For many years, Leitner observed his personal custom in solitude, eating a double portion (Note: The number of portions Leitner used to have is unclear. Davar says multiple portions ("מנות"). Srugim ("מנה") and Lidor ("a porion") say a singular portion. Jlife says "as much falafel as he can". However, most source, such as Jeffay ("not one, but two portions of falafel"), Ross ("double portion"), Israel Hayom ("מנה כפולה"), Maariv ("שתי מנות") and another Srugim source ("2 מנות") name two portions. Channel 13 says that "in the past, he could eat more than 3 portions of falafel by himself, but in recent years he has been eating just one" ("בעבר היה יכול לאכול יותר מ-3 מנות פלאפל לבד, אך בשנים האחרונות הוא אוכל אחת").) of falafel near Nir Galim. Over time, family and friends joined him, eventually drawing hundreds of participants, including the entire population of Nir Galim.

In 2016, his daughter, Zahava Kor, who had written a book about his story in 2005, collaborated with the Nir Galim Testimony House to launch Operation Dugo. The public was encouraged to eat falafel, take photos, and share them on social networks. Since then, the initiative has expanded to include various sectors, such as the Israel Prison Service, government offices, workplaces, and embassies, which serve falafel on this day, as well as many schools in Israel and worldwide that observe the day by studying the death marches. In 2024, Speaker of the Knesset Amir Ohana announced that a special falafel stand will be set up at the Knesset every 18 January in memory of Leitner, and the Knesset cafeteria marked a decade of participation in 2025.
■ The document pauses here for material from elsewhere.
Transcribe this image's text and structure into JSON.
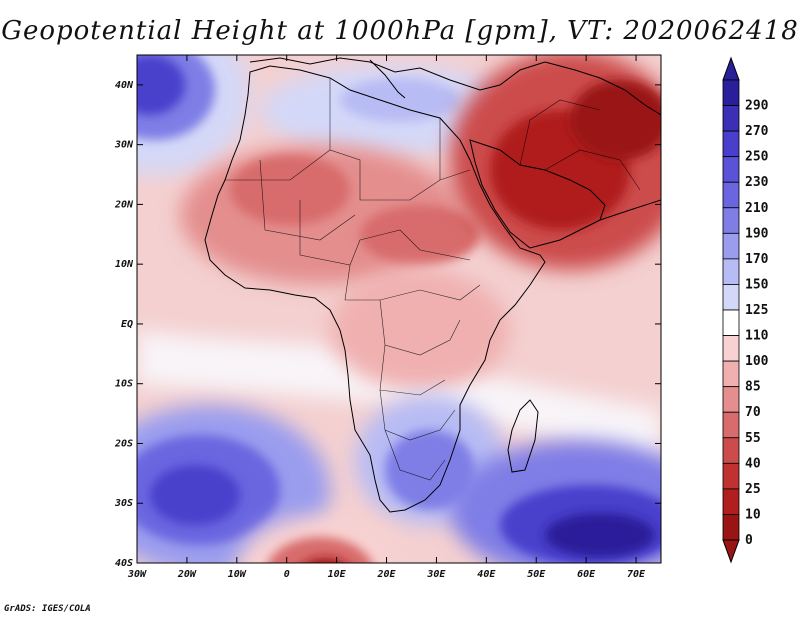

Jewish communities worldwide also participate. The embassy of Israel in Warsaw gave away hundreds of portions to mark the day in 2021, as did the embassy of Israel in London in 2023, donating falafel to homeless people around the city.

Among the people who personally shared a falafel with Leitner are president Reuven Rivlin in 2019, Chief of Staff Aviv Kohavi in 2020, and president Isaac Herzog in 2023.